The train, being the fastest mode of transportation of the era, barreled through the town at a speed that many people thought was impossible only a couple of decades earlier.  The engineer blew the train’s whistle as a warning, but the milkman paid little attention to it.  The engineer engaged the train’s braking system, but it was unable to stop in time.  Just as the horse stepped onto the tracks, the Lockport train struck.  The horse took the brunt of the violent impact and flew through the air.  The milkman and his wagon slammed against the train.  The cans and barrels of milk exploded in a large white gush and covered the milkman.  The force of the impact reduced the wagon to nothing more than kindling wood and scrap iron.

Witnesses to the collision rushed to the milkman’s aid.  The horse was dead.  They feared the milkman was dead as well, yet in the pile of debris, they noticed movement.  The milkman, covered from his head to his feet with cold milk, shivered as he dislodged himself from the pile of broken wood and iron.  Some of the townspeople helped the milkman stand up and asked if he needed medical attention.  The milkman reassured them that he was just fine.  He escaped with barely a scratch.

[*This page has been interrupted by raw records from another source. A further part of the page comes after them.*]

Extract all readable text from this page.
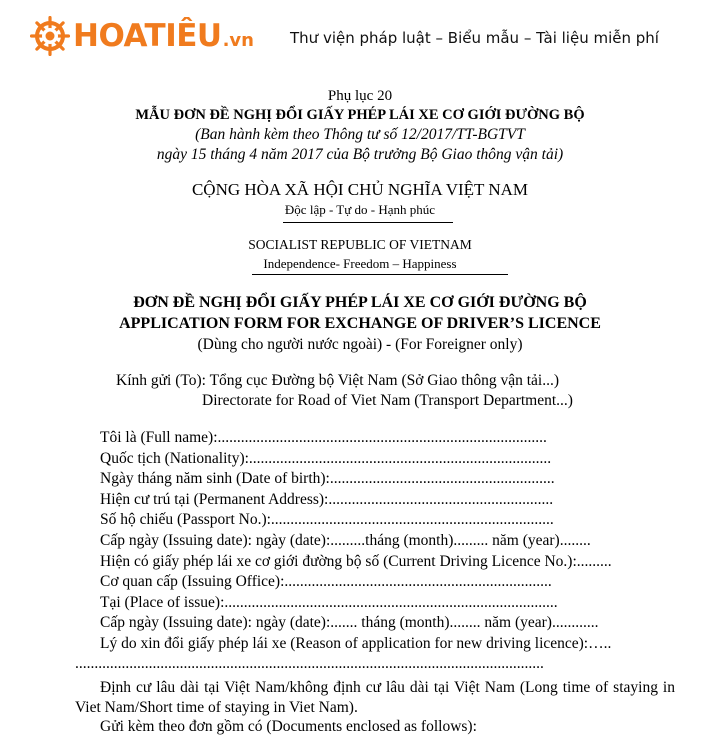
HOATIÊU .vn Thư viện pháp luật – Biểu mẫu – Tài liệu miễn phí
Phụ lục 20
MẪU ĐƠN ĐỀ NGHỊ ĐỔI GIẤY PHÉP LÁI XE CƠ GIỚI ĐƯỜNG BỘ
(Ban hành kèm theo Thông tư số 12/2017/TT-BGTVT
ngày 15 tháng 4 năm 2017 của Bộ trưởng Bộ Giao thông vận tải)
CỘNG HÒA XÃ HỘI CHỦ NGHĨA VIỆT NAM
Độc lập - Tự do - Hạnh phúc
SOCIALIST REPUBLIC OF VIETNAM
Independence- Freedom – Happiness
ĐƠN ĐỀ NGHỊ ĐỔI GIẤY PHÉP LÁI XE CƠ GIỚI ĐƯỜNG BỘ
APPLICATION FORM FOR EXCHANGE OF DRIVER’S LICENCE
(Dùng cho người nước ngoài) - (For Foreigner only)
Kính gửi (To): Tổng cục Đường bộ Việt Nam (Sở Giao thông vận tải...)
Directorate for Road of Viet Nam (Transport Department...)
Tôi là (Full name):.....................................................................................
Quốc tịch (Nationality):..............................................................................
Ngày tháng năm sinh (Date of birth):..........................................................
Hiện cư trú tại (Permanent Address):..........................................................
Số hộ chiếu (Passport No.):.........................................................................
Cấp ngày (Issuing date): ngày (date):.........tháng (month)......... năm (year)........
Hiện có giấy phép lái xe cơ giới đường bộ số (Current Driving Licence No.):.........
Cơ quan cấp (Issuing Office):.....................................................................
Tại (Place of issue):......................................................................................
Cấp ngày (Issuing date): ngày (date):....... tháng (month)........ năm (year)............
Lý do xin đổi giấy phép lái xe (Reason of application for new driving licence):…..
.........................................................................................................................
Định cư lâu dài tại Việt Nam/không định cư lâu dài tại Việt Nam (Long time of staying in Viet Nam/Short time of staying in Viet Nam).
Gửi kèm theo đơn gồm có (Documents enclosed as follows):
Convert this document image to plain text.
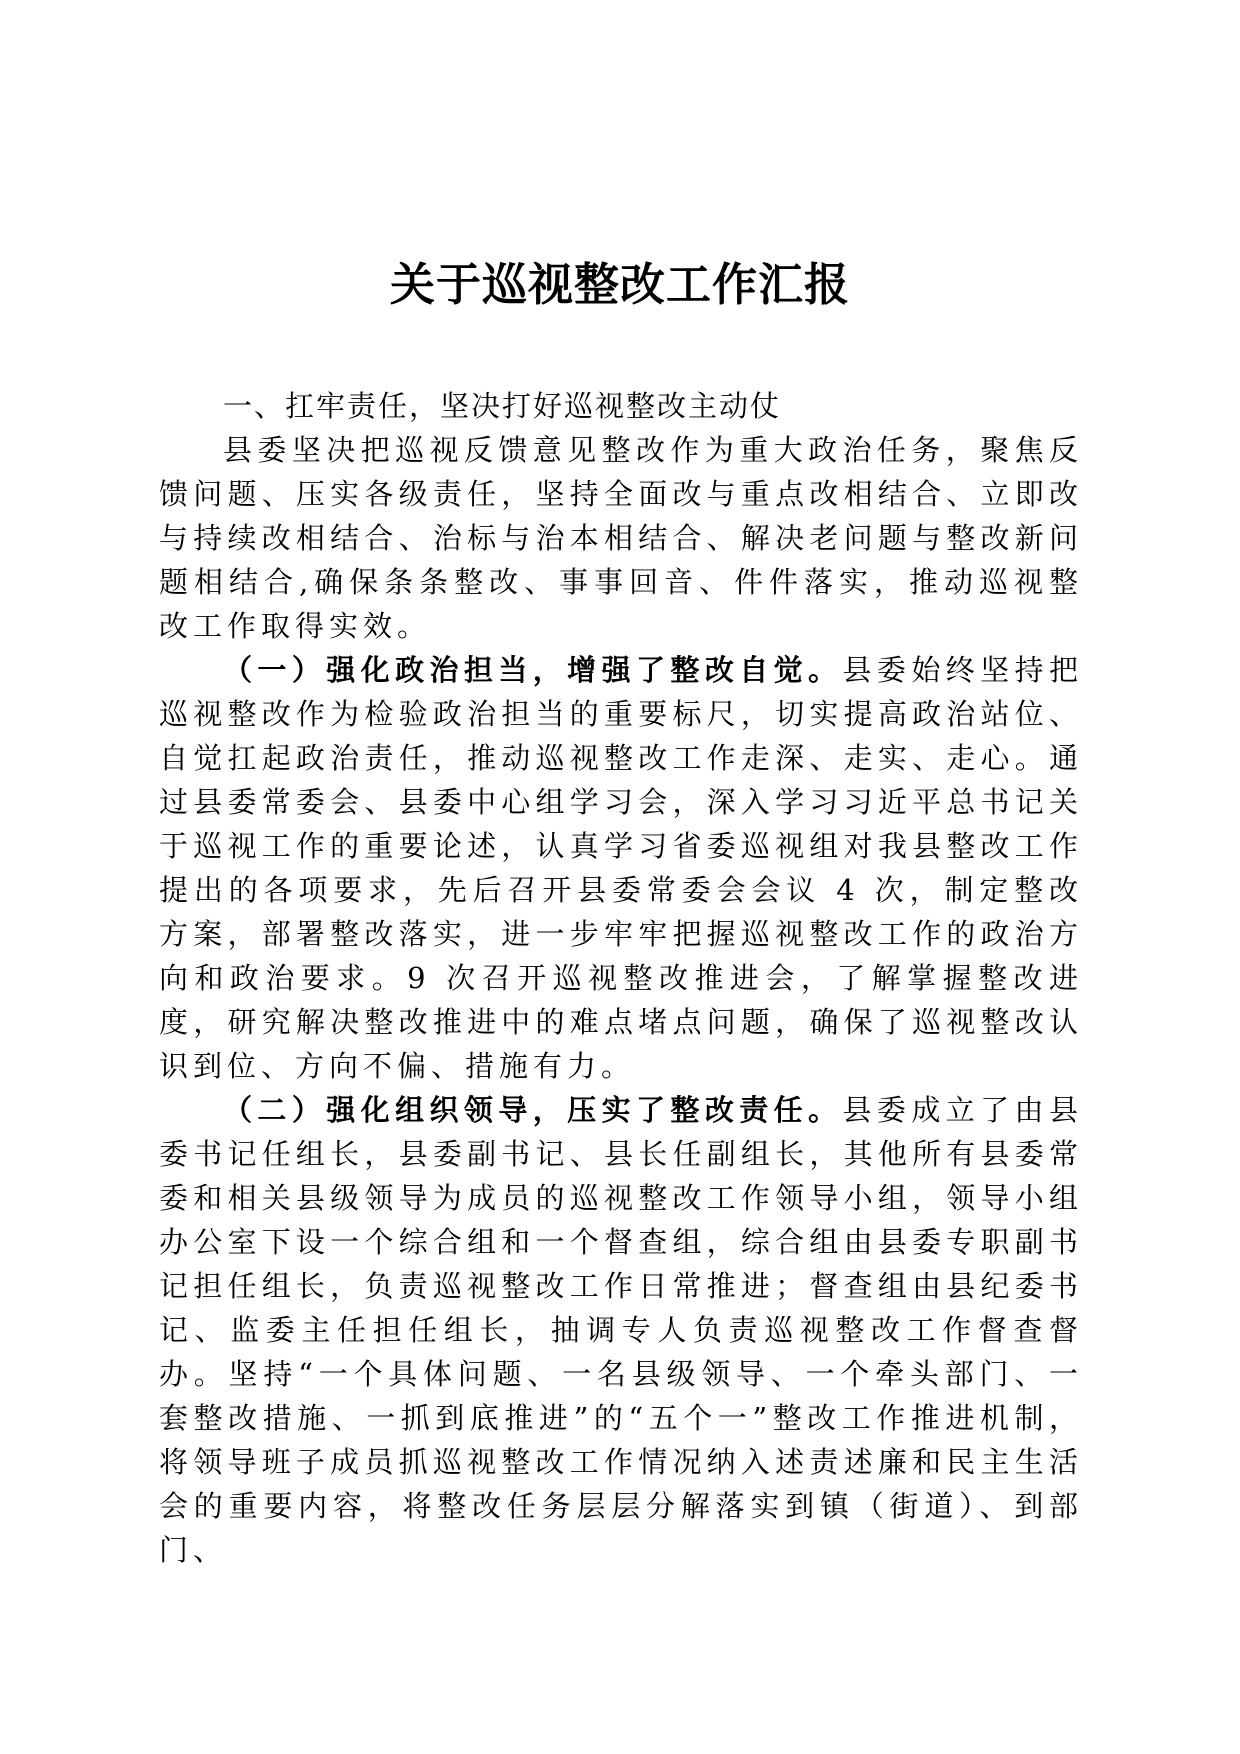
关于巡视整改工作汇报
一、扛牢责任，坚决打好巡视整改主动仗

县委坚决把巡视反馈意见整改作为重大政治任务，聚焦反馈问题、压实各级责任，坚持全面改与重点改相结合、立即改与持续改相结合、治标与治本相结合、解决老问题与整改新问题相结合,确保条条整改、事事回音、件件落实，推动巡视整改工作取得实效。

（一）强化政治担当，增强了整改自觉。县委始终坚持把巡视整改作为检验政治担当的重要标尺，切实提高政治站位、自觉扛起政治责任，推动巡视整改工作走深、走实、走心。通过县委常委会、县委中心组学习会，深入学习习近平总书记关于巡视工作的重要论述，认真学习省委巡视组对我县整改工作提出的各项要求，先后召开县委常委会会议 4 次，制定整改方案，部署整改落实，进一步牢牢把握巡视整改工作的政治方向和政治要求。9 次召开巡视整改推进会，了解掌握整改进度，研究解决整改推进中的难点堵点问题，确保了巡视整改认识到位、方向不偏、措施有力。

（二）强化组织领导，压实了整改责任。县委成立了由县委书记任组长，县委副书记、县长任副组长，其他所有县委常委和相关县级领导为成员的巡视整改工作领导小组，领导小组办公室下设一个综合组和一个督查组，综合组由县委专职副书记担任组长，负责巡视整改工作日常推进；督查组由县纪委书记、监委主任担任组长，抽调专人负责巡视整改工作督查督办。坚持“一个具体问题、一名县级领导、一个牵头部门、一套整改措施、一抓到底推进”的“五个一”整改工作推进机制，将领导班子成员抓巡视整改工作情况纳入述责述廉和民主生活会的重要内容，将整改任务层层分解落实到镇（街道）、到部门、
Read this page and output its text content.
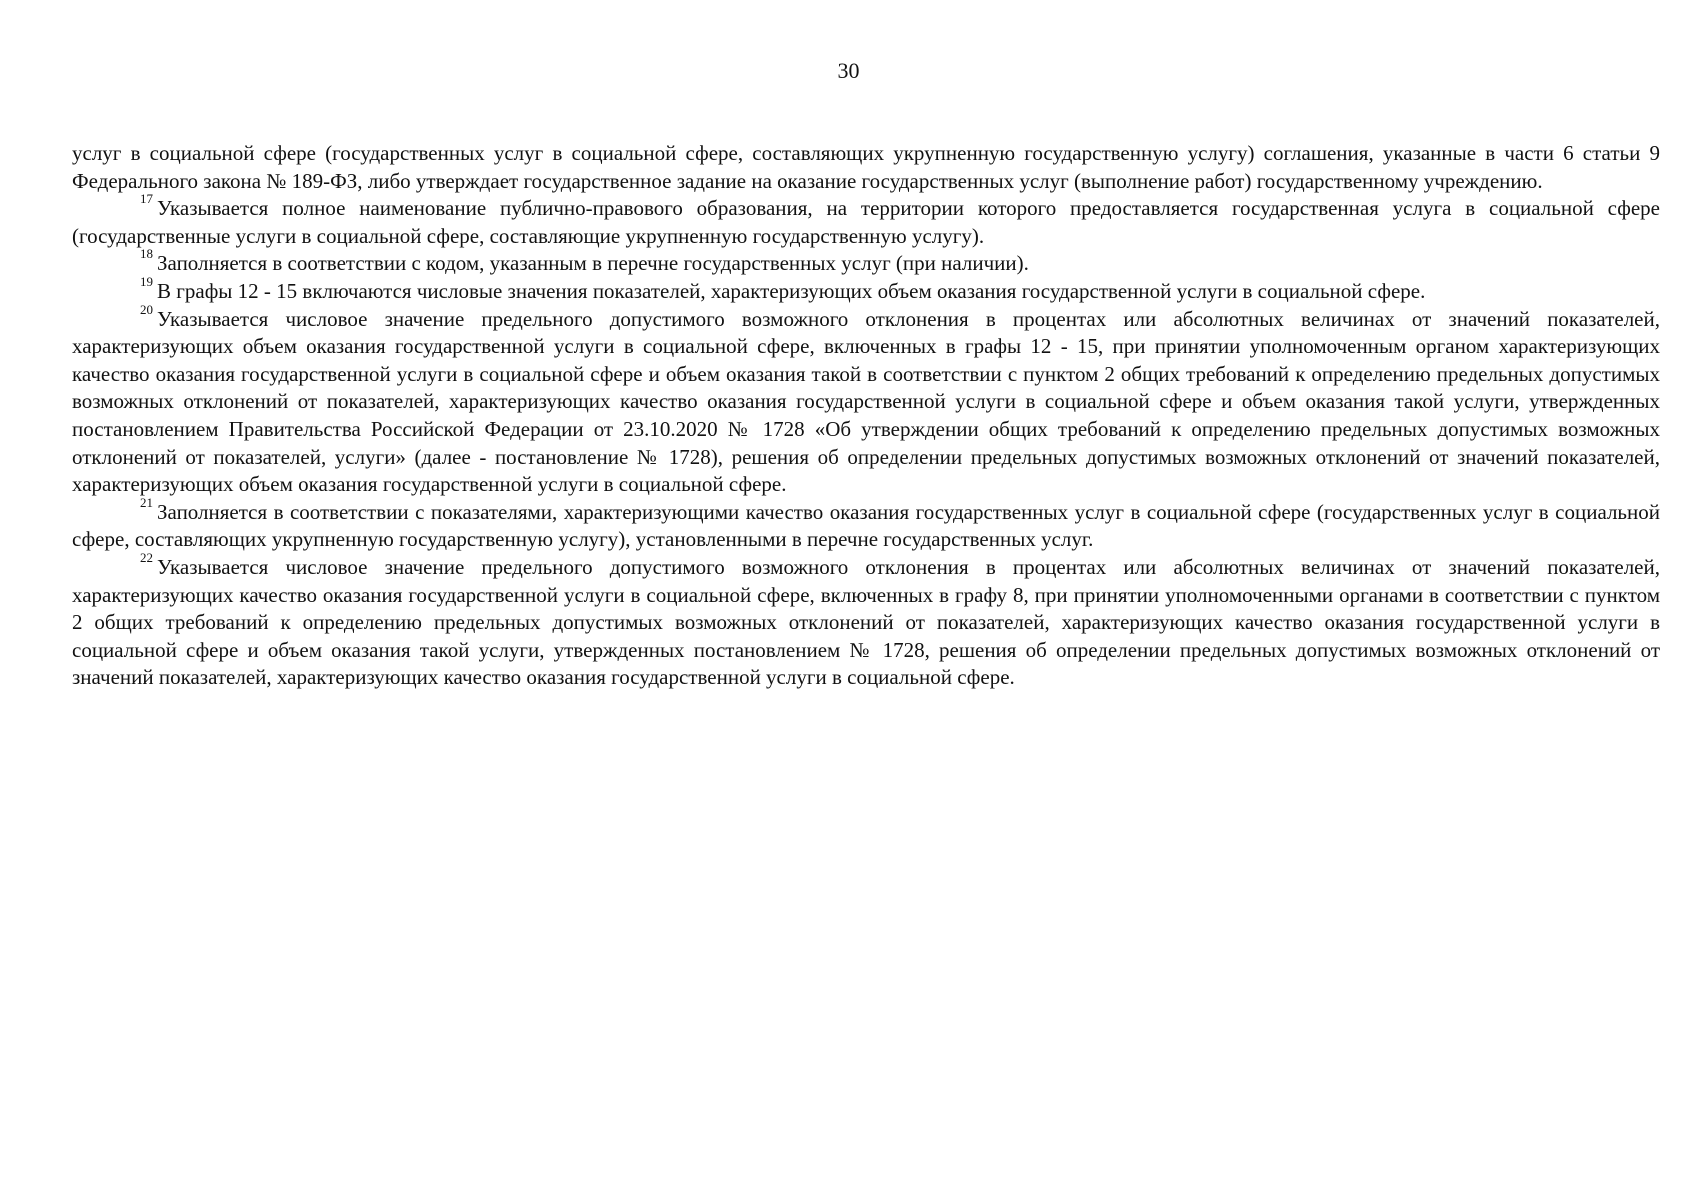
30

услуг в социальной сфере (государственных услуг в социальной сфере, составляющих укрупненную государственную услугу) соглашения, указанные в части 6 статьи 9 Федерального закона № 189-ФЗ, либо утверждает государственное задание на оказание государственных услуг (выполнение работ) государственному учреждению.

$^{17}$ Указывается полное наименование публично-правового образования, на территории которого предоставляется государственная услуга в социальной сфере (государственные услуги в социальной сфере, составляющие укрупненную государственную услугу).

$^{18}$ Заполняется в соответствии с кодом, указанным в перечне государственных услуг (при наличии).

$^{19}$ В графы 12 - 15 включаются числовые значения показателей, характеризующих объем оказания государственной услуги в социальной сфере.

$^{20}$ Указывается числовое значение предельного допустимого возможного отклонения в процентах или абсолютных величинах от значений показателей, характеризующих объем оказания государственной услуги в социальной сфере, включенных в графы 12 - 15, при принятии уполномоченным органом характеризующих качество оказания государственной услуги в социальной сфере и объем оказания такой в соответствии с пунктом 2 общих требований к определению предельных допустимых возможных отклонений от показателей, характеризующих качество оказания государственной услуги в социальной сфере и объем оказания такой услуги, утвержденных постановлением Правительства Российской Федерации от 23.10.2020 № 1728 «Об утверждении общих требований к определению предельных допустимых возможных отклонений от показателей, услуги» (далее - постановление № 1728), решения об определении предельных допустимых возможных отклонений от значений показателей, характеризующих объем оказания государственной услуги в социальной сфере.

$^{21}$ Заполняется в соответствии с показателями, характеризующими качество оказания государственных услуг в социальной сфере (государственных услуг в социальной сфере, составляющих укрупненную государственную услугу), установленными в перечне государственных услуг.

$^{22}$ Указывается числовое значение предельного допустимого возможного отклонения в процентах или абсолютных величинах от значений показателей, характеризующих качество оказания государственной услуги в социальной сфере, включенных в графу 8, при принятии уполномоченными органами в соответствии с пунктом 2 общих требований к определению предельных допустимых возможных отклонений от показателей, характеризующих качество оказания государственной услуги в социальной сфере и объем оказания такой услуги, утвержденных постановлением № 1728, решения об определении предельных допустимых возможных отклонений от значений показателей, характеризующих качество оказания государственной услуги в социальной сфере.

Several of the witnesses relayed another incident which happened three and a half years earlier at the same crossing at about the same hour by a milkman.  In that incident, which occurred in early May of 1897, a milkman was crossing the railroad tracks at the same intersection when he was struck by the same train, the Lockport train.  That collision nearly killed the milkman.  He spent the next couple of weeks confined to his home recovering.

The townspeople brought up yet another incident in which another local milkman was struck by a train.  About five years earlier, a milkman was walking, seemingly without a care in the world, along the railroad tracks between North Tonawanda and Gratwick when he failed to get off of the tracks in time.  The train struck the milkman but only slightly injured him.

As the townspeople spoke of the three separate incidents in which trains had hit milkmen in the vicinity, McKeen confidently told them that trains were unable to kill him.  Because of his belief that he was invincible, at least with trains, McKeen was willing to take chances most people would be too afraid to take.  You see, it was not three different milkmen in the stories the townspeople told, but one.  It was McKeen who had tempted fate and survived being hit by a train on three separate occasions.

Sources:

  1.  The Buffalo Commercial (Buffalo, New York), May 21, 1897, p.6.
  2.  The Buffalo Times, December 6, 1901, p.2.